Caer Noren abriga a corte e as defesas principais. Cuan Rúadan, mais exposta ao oceano, concentra estaleiros, pescadores e expedições de longa distância. Faróis e santuários de caminho formam uma cadeia ao longo dos cabos. No interior, Tírnavar participa com Ardcarra e Nemedra da proteção da faixa neutra do Lago Sem Céu.
Memória da chegada
Tradições locais afirmam que Guinevere desembarcou numa enseada de Tírnavar em 37 E.A. Outros Estados contestam a localização, mas o ducado transformou a narrativa em parte de sua identidade.
A Casa Noren preserva listas de famílias que teriam acolhido os refugiados. Os registros não resolvem o debate sobre Helena, mas concedem ao ducado prestígio nas cerimônias dinásticas.
Tírnavar apoiou a primeira unificação em troca de autonomia marítima. Durante a revolta contra Bryan, navios do ducado transportaram mensageiros e refugiados. A Concordata confirmou o direito local de administrar portos, salvo em guerra continental declarada pela Corte Geral.
Governo
O duque governa com o Conselho das Marés, composto por capitães, construtores, representantes portuários, famílias costeiras e templos. Tarifas, expedições armadas e acordos de navegação exigem consulta.

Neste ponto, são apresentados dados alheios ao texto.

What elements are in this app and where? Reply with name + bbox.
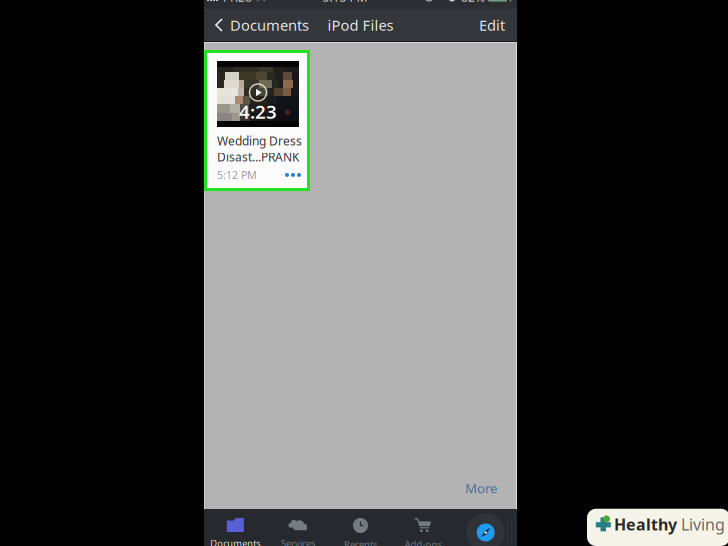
staticText: Living: [681, 514, 725, 535]
staticText: More: [465, 479, 498, 497]
staticText: 5:13 PM: [322, 0, 368, 5]
staticText: Services: [281, 537, 315, 546]
button[interactable]: More: [457, 474, 506, 502]
staticText: Disast...PRANK: [217, 149, 299, 165]
staticText: Healthy: [614, 514, 677, 535]
button[interactable]: Documents: [204, 9, 315, 43]
button[interactable]: Browser: [454, 509, 517, 546]
button[interactable]: Recents: [329, 509, 392, 546]
button[interactable]: Services: [267, 509, 329, 546]
staticText: Recents: [344, 538, 377, 546]
staticText: 5:12 PM: [217, 168, 257, 182]
button[interactable]: Documents: [204, 509, 267, 546]
staticText: 11:28: [221, 0, 252, 5]
staticText: iPod Files: [328, 15, 394, 35]
staticText: Edit: [479, 15, 505, 35]
button[interactable]: Edit: [469, 9, 517, 43]
staticText: Wedding Dress: [217, 133, 302, 149]
staticText: Documents: [210, 537, 260, 546]
staticText: Add-ons: [405, 538, 442, 546]
staticText: Documents: [230, 15, 309, 35]
staticText: 4:23: [239, 99, 277, 124]
staticText: 82%: [461, 0, 485, 5]
button[interactable]: Add-ons: [392, 509, 454, 546]
button[interactable]: 4:23: [207, 53, 307, 188]
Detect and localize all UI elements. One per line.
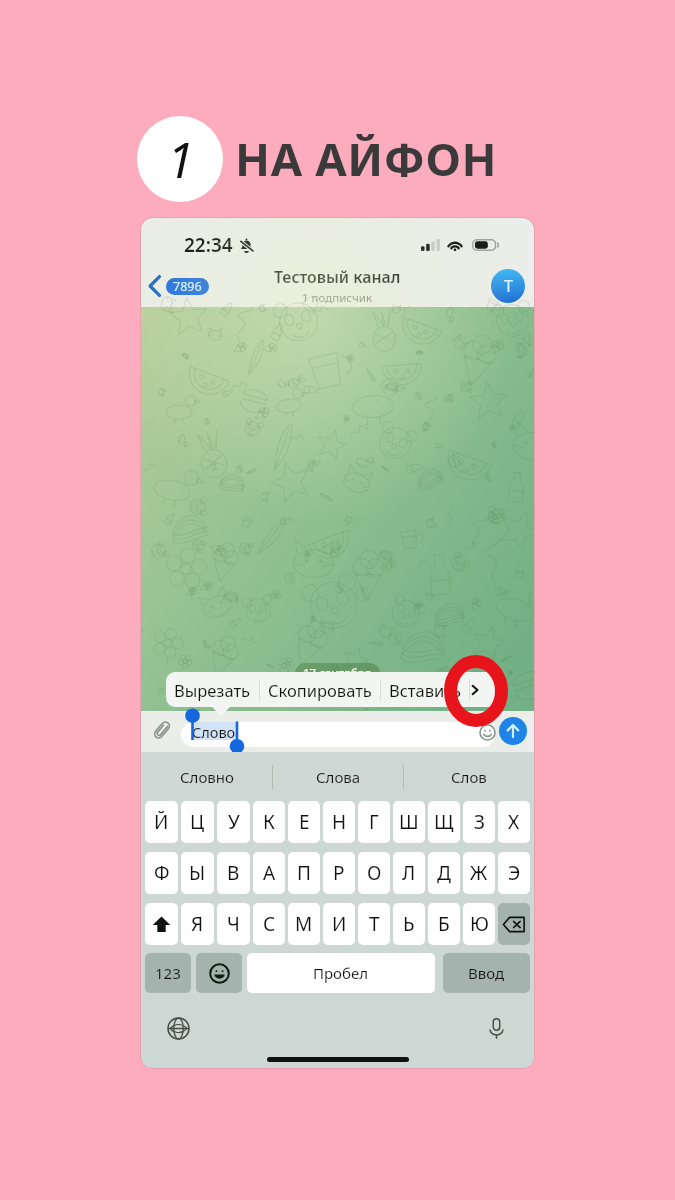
button[interactable]: Change keyboard — [167, 1017, 190, 1040]
staticText: Скопировать — [268, 679, 372, 701]
staticText: 123 — [155, 963, 181, 983]
button[interactable]: Ж — [463, 852, 495, 894]
staticText: Ш — [399, 809, 419, 835]
staticText: Тестовый канал — [274, 266, 401, 288]
button[interactable]: К — [253, 801, 285, 843]
staticText: Р — [333, 860, 345, 886]
staticText: T — [504, 275, 513, 297]
staticText: Ф — [154, 860, 170, 886]
button[interactable]: Ввод — [443, 953, 530, 993]
button[interactable]: Щ — [428, 801, 460, 843]
button[interactable]: Я — [181, 903, 214, 945]
staticText: НА АЙФОН — [235, 127, 498, 189]
button[interactable]: Attach — [152, 720, 172, 740]
button[interactable]: Р — [323, 852, 355, 894]
staticText: М — [295, 911, 313, 937]
button[interactable]: 123 — [145, 953, 191, 993]
button[interactable]: У — [217, 801, 250, 843]
staticText: 22:34 — [184, 232, 233, 258]
button[interactable]: Й — [145, 801, 178, 843]
button[interactable]: З — [463, 801, 495, 843]
button[interactable]: Л — [393, 852, 425, 894]
other: Back — [148, 275, 162, 297]
staticText: Щ — [434, 809, 454, 835]
button[interactable]: Х — [498, 801, 530, 843]
button[interactable]: Скопировать — [260, 672, 380, 707]
button[interactable]: Слов — [404, 752, 534, 801]
button[interactable]: Send — [499, 717, 527, 745]
staticText: Ц — [190, 809, 205, 835]
button[interactable]: М — [288, 903, 320, 945]
button[interactable]: Е — [288, 801, 320, 843]
staticText: Слов — [451, 767, 487, 787]
staticText: С — [263, 911, 276, 937]
button[interactable]: Г — [358, 801, 390, 843]
staticText: Вставить — [389, 679, 461, 701]
staticText: 1 — [167, 126, 194, 193]
staticText: Г — [369, 809, 379, 835]
button[interactable]: Step 1 — [137, 116, 223, 202]
button[interactable]: Stickers — [479, 724, 496, 741]
button[interactable]: Ц — [181, 801, 214, 843]
staticText: Э — [508, 860, 521, 886]
button[interactable]: Ь — [393, 903, 425, 945]
button[interactable]: В — [217, 852, 250, 894]
staticText: Я — [191, 911, 204, 937]
staticText: И — [332, 911, 347, 937]
staticText: 7896 — [173, 278, 202, 295]
staticText: Л — [402, 860, 416, 886]
staticText: У — [228, 809, 240, 835]
staticText: В — [227, 860, 240, 886]
staticText: 1 подписчик — [302, 290, 373, 306]
button[interactable]: Ы — [181, 852, 214, 894]
button[interactable]: Т — [358, 903, 390, 945]
button[interactable]: Backspace — [498, 903, 530, 945]
button[interactable]: Д — [428, 852, 460, 894]
button[interactable]: Э — [498, 852, 530, 894]
staticText: З — [474, 809, 485, 835]
staticText: Ю — [470, 911, 489, 937]
staticText: О — [367, 860, 382, 886]
staticText: Ввод — [468, 963, 505, 983]
button[interactable]: С — [253, 903, 285, 945]
staticText: Пробел — [313, 963, 369, 983]
button[interactable]: Emoji — [196, 953, 242, 993]
button[interactable]: Н — [323, 801, 355, 843]
staticText: Д — [437, 860, 451, 886]
staticText: Ж — [470, 860, 488, 886]
staticText: Слова — [316, 767, 361, 787]
button[interactable]: Словно — [141, 752, 272, 801]
staticText: Вырезать — [174, 679, 251, 701]
staticText: Х — [508, 809, 520, 835]
staticText: Й — [154, 809, 169, 835]
staticText: Т — [369, 911, 380, 937]
button[interactable]: Ч — [217, 903, 250, 945]
button[interactable]: Вырезать — [166, 672, 259, 707]
button[interactable]: П — [288, 852, 320, 894]
staticText: Слово — [192, 722, 236, 740]
staticText: П — [297, 860, 311, 886]
button[interactable]: Вставить — [381, 672, 469, 707]
button[interactable]: И — [323, 903, 355, 945]
button[interactable]: Dictation — [485, 1017, 508, 1040]
button[interactable]: О — [358, 852, 390, 894]
button[interactable]: Channel profile — [491, 269, 525, 303]
button[interactable]: Shift — [145, 903, 178, 945]
button[interactable]: Ш — [393, 801, 425, 843]
staticText: К — [263, 809, 275, 835]
button[interactable]: Ф — [145, 852, 178, 894]
staticText: Ь — [403, 911, 415, 937]
staticText: Н — [332, 809, 347, 835]
button[interactable]: Ю — [463, 903, 495, 945]
button[interactable]: Пробел — [247, 953, 435, 993]
staticText: Б — [438, 911, 450, 937]
button[interactable]: Back — [148, 275, 209, 297]
button[interactable]: Слова — [273, 752, 403, 801]
staticText: Ч — [227, 911, 240, 937]
button[interactable]: Б — [428, 903, 460, 945]
button[interactable]: More — [470, 672, 505, 707]
staticText: Ы — [189, 860, 206, 886]
staticText: Словно — [180, 767, 234, 787]
button[interactable]: А — [253, 852, 285, 894]
staticText: Е — [299, 809, 310, 835]
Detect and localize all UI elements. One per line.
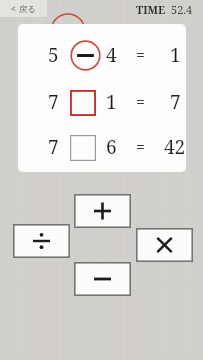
staticText: =	[136, 44, 145, 66]
staticText: 42	[164, 134, 186, 160]
staticText: TIME	[136, 2, 166, 17]
staticText: 戻る	[19, 4, 37, 15]
staticText: 1	[170, 42, 181, 68]
staticText: 6	[106, 134, 117, 160]
staticText: 52.4	[171, 2, 193, 17]
button[interactable]: Minus	[74, 262, 131, 296]
button[interactable]: Minus, answered	[70, 40, 101, 71]
button[interactable]: Empty operator slot	[70, 90, 96, 116]
staticText: =	[136, 91, 145, 113]
button[interactable]: <	[0, 0, 47, 17]
staticText: <	[11, 3, 16, 15]
staticText: 4	[106, 42, 117, 68]
button[interactable]: Empty operator slot	[70, 135, 96, 161]
button[interactable]: Multiply	[136, 228, 193, 262]
staticText: 1	[106, 89, 117, 115]
staticText: =	[136, 136, 145, 158]
button[interactable]: Plus	[74, 194, 131, 228]
staticText: 7	[48, 89, 59, 115]
staticText: 7	[48, 134, 59, 160]
staticText: 5	[48, 42, 59, 68]
staticText: 7	[170, 89, 181, 115]
button[interactable]: Divide	[13, 224, 70, 258]
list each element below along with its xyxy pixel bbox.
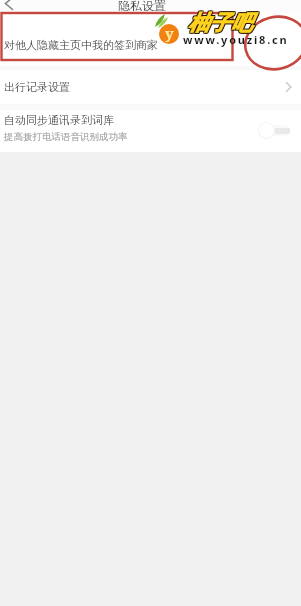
staticText: 柚子吧 bbox=[188, 10, 253, 36]
staticText: www.youzi8.cn bbox=[183, 32, 289, 47]
staticText: 柚子吧 bbox=[187, 9, 252, 35]
staticText: y bbox=[165, 24, 174, 43]
staticText: 柚子吧 bbox=[188, 11, 253, 37]
staticText: 柚子吧 bbox=[187, 11, 252, 37]
button[interactable]: 出行记录设置 bbox=[0, 70, 301, 104]
button[interactable]: Auto sync contacts to dictionary toggle bbox=[257, 121, 291, 140]
button[interactable]: Back bbox=[0, 0, 20, 13]
staticText: 隐私设置 bbox=[118, 0, 166, 11]
staticText: 出行记录设置 bbox=[4, 80, 70, 94]
staticText: 柚子吧 bbox=[189, 10, 254, 36]
staticText: 提高拨打电话语音识别成功率 bbox=[4, 131, 128, 143]
staticText: 柚子吧 bbox=[189, 11, 254, 37]
button[interactable]: 对他人隐藏主页中我的签到商家 bbox=[0, 13, 301, 66]
staticText: 柚子吧 bbox=[187, 10, 252, 36]
staticText: 对他人隐藏主页中我的签到商家 bbox=[4, 38, 158, 52]
staticText: 柚子吧 bbox=[189, 9, 254, 35]
staticText: 自动同步通讯录到词库 bbox=[4, 113, 114, 127]
staticText: 柚子吧 bbox=[188, 9, 253, 35]
button[interactable]: 自动同步通讯录到词库 bbox=[0, 110, 301, 152]
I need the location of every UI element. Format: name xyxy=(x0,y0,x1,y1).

As cidades possuem regulamentos próprios. Em Cuan Rúadan, um capitão estrangeiro pode ter mais influência cotidiana que um nobre do interior, fato que incomoda a corte de Caer Noren.
Sociedade e religião
Tírnavar recebeu migrantes de Kaldren durante séculos. Comunidades de tabaxis, kenkus, aarakocras e outros povos participam da navegação e mantêm bairros, tradições e templos próprios.
Fion-máil, Réaltin, Ceolvar e Caerwyn são amplamente cultuados. Canções de viagem funcionam como mapas, memoriais e contratos de reputação. Falsificar um relato de naufrágio ou abandonar deliberadamente uma tripulação pode destruir o nome de uma casa.
Economia e força naval
O ducado exporta peixe conservado, sal, madeira naval licenciada, mapas, cordame e embarcações. Expedições para Hugória produzem prestígio e lucro, mas também críticas sobre exploração e apropriação de terras estrangeiras.
A Frota dos Cabos protege o litoral e combate piratas. É a maior força naval reunida por um único Estado de Eirval, embora não seja suficiente para patrulhar todas as rotas continentais.
Relações com os outros Estados
- Niallach: reconhece sua autoridade diplomática, mas recorda que tratados marítimos dependem de navios e portos tírnavarianos para terem efeito.
- Nemedra: fornece madeira naval por meio de licenças rigorosas. Tírnavar considera o ritmo insuficiente; Nemedra considera a demanda perigosa.
- Ardcarra: abastece estaleiros com metal, pedra e instrumentos, recebendo acesso a mercados estrangeiros.
- Maelora e Lioscair: fornecem mantimentos para tripulações e exportam seus produtos por navios do ducado.
- Aerndal: financia expedições e compra participação em cargas, provocando disputas sobre quem assume o prejuízo quando uma embarcação desaparece.
Relação com Mertens VIII
Rónan deseja que Mertens coordene uma frota comum e represente Eirval no exterior. Exige que qualquer imposto naval seja aprovado pela Corte Geral de Eirval e administrado parcialmente pelos portos que o arrecadam.
Ele vê o rei como parceiro legítimo, não como proprietário do mar.
Tírnavar em 947 E.A.
Navios desapareceram numa rota ocidental e capitães exigem escoltas. Mertens oferece cavaleiros, recursos e reconhecimento a uma frota continental. Em troca, deseja registros comuns de carga e autoridade para investigar os portos.
Tírnavar precisa decidir quanto controle está disposto a conceder para receber a proteção que vem exigindo há anos.